Define $f : M(n \times n,\mathbb R) \to \mathbb R$ by $$f(A) = e^{\mbox{trace}(A)}$$ Calculate $Df(A)H$, where $H \in M(n \times n, \mathbb R)$.
I'm unsure on what $Df(A)H$ actually means. Is it the Frechet derivative of $f$ at $H$? And, if so, how would I go about calculating that?

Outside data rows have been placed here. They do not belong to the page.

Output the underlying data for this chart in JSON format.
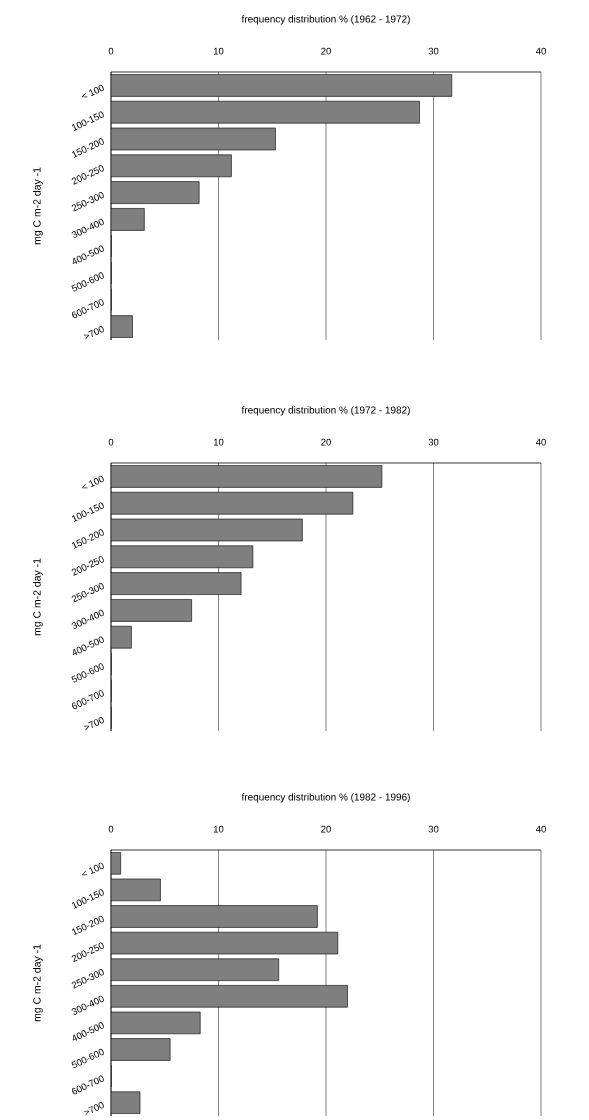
{
  "chart_data": [
    {
      "type": "bar",
      "orientation": "horizontal",
      "title": "frequency distribution % (1962 - 1972)",
      "ylabel": "mg C m-2 day -1",
      "categories": [
        "< 100",
        "100-150",
        "150-200",
        "200-250",
        "250-300",
        "300-400",
        "400-500",
        "500-600",
        "600-700",
        ">700"
      ],
      "values": [
        31.7,
        28.7,
        15.3,
        11.2,
        8.2,
        3.1,
        0,
        0,
        0,
        2.0
      ],
      "color": "#7f7f7f",
      "xlim": [
        0,
        40
      ],
      "xticks": [
        0,
        10,
        20,
        30,
        40
      ],
      "grid": "x"
    },
    {
      "type": "bar",
      "orientation": "horizontal",
      "title": "frequency distribution % (1972 - 1982)",
      "ylabel": "mg C m-2 day -1",
      "categories": [
        "< 100",
        "100-150",
        "150-200",
        "200-250",
        "250-300",
        "300-400",
        "400-500",
        "500-600",
        "600-700",
        ">700"
      ],
      "values": [
        25.2,
        22.5,
        17.8,
        13.2,
        12.1,
        7.5,
        1.9,
        0,
        0,
        0
      ],
      "color": "#7f7f7f",
      "xlim": [
        0,
        40
      ],
      "xticks": [
        0,
        10,
        20,
        30,
        40
      ],
      "grid": "x"
    },
    {
      "type": "bar",
      "orientation": "horizontal",
      "title": "frequency distribution % (1982 - 1996)",
      "ylabel": "mg C m-2 day -1",
      "categories": [
        "< 100",
        "100-150",
        "150-200",
        "200-250",
        "250-300",
        "300-400",
        "400-500",
        "500-600",
        "600-700",
        ">700"
      ],
      "values": [
        0.9,
        4.6,
        19.2,
        21.1,
        15.6,
        22.0,
        8.3,
        5.5,
        0,
        2.7
      ],
      "color": "#7f7f7f",
      "xlim": [
        0,
        40
      ],
      "xticks": [
        0,
        10,
        20,
        30,
        40
      ],
      "grid": "x"
    }
  ]
}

The notation $Df(A)H$ means the value of the Fréchet derivative of the function $f$ in the point $A$ in the direction $H$, that is, the directional derivative of $f$ in $A$ in the direction $H$: $$ Df(A)H = \lim_{t\to 0} \frac{1}{t}[f(A+tH)-f(A)]. $$ Define $g:\mathbb{R}\to\mathbb{R}$ by $$ g(t) = f(A+tH) = e^{\mbox{trace}(A)+t\mbox{trace}(H)}, $$ and note that $g'(0)=Df(A)H$. Indeed, \begin{align*} g'(0) &= \lim_{t\to 0} \frac{g(t)-g(0)}{t} \\ &= \lim_{t\to 0} \frac{1}{t}[f(A+tH) - f(A)]\\ &= Df(A)H. \end{align*} Now, $$ g'(t) = \mbox{trace}(H)e^{\mbox{trace}(A)+t\mbox{trace}(H)}, $$ thus $$ Df(A)H = g'(0) = \mbox{trace}(H)e^{\mbox{trace}(A)} $$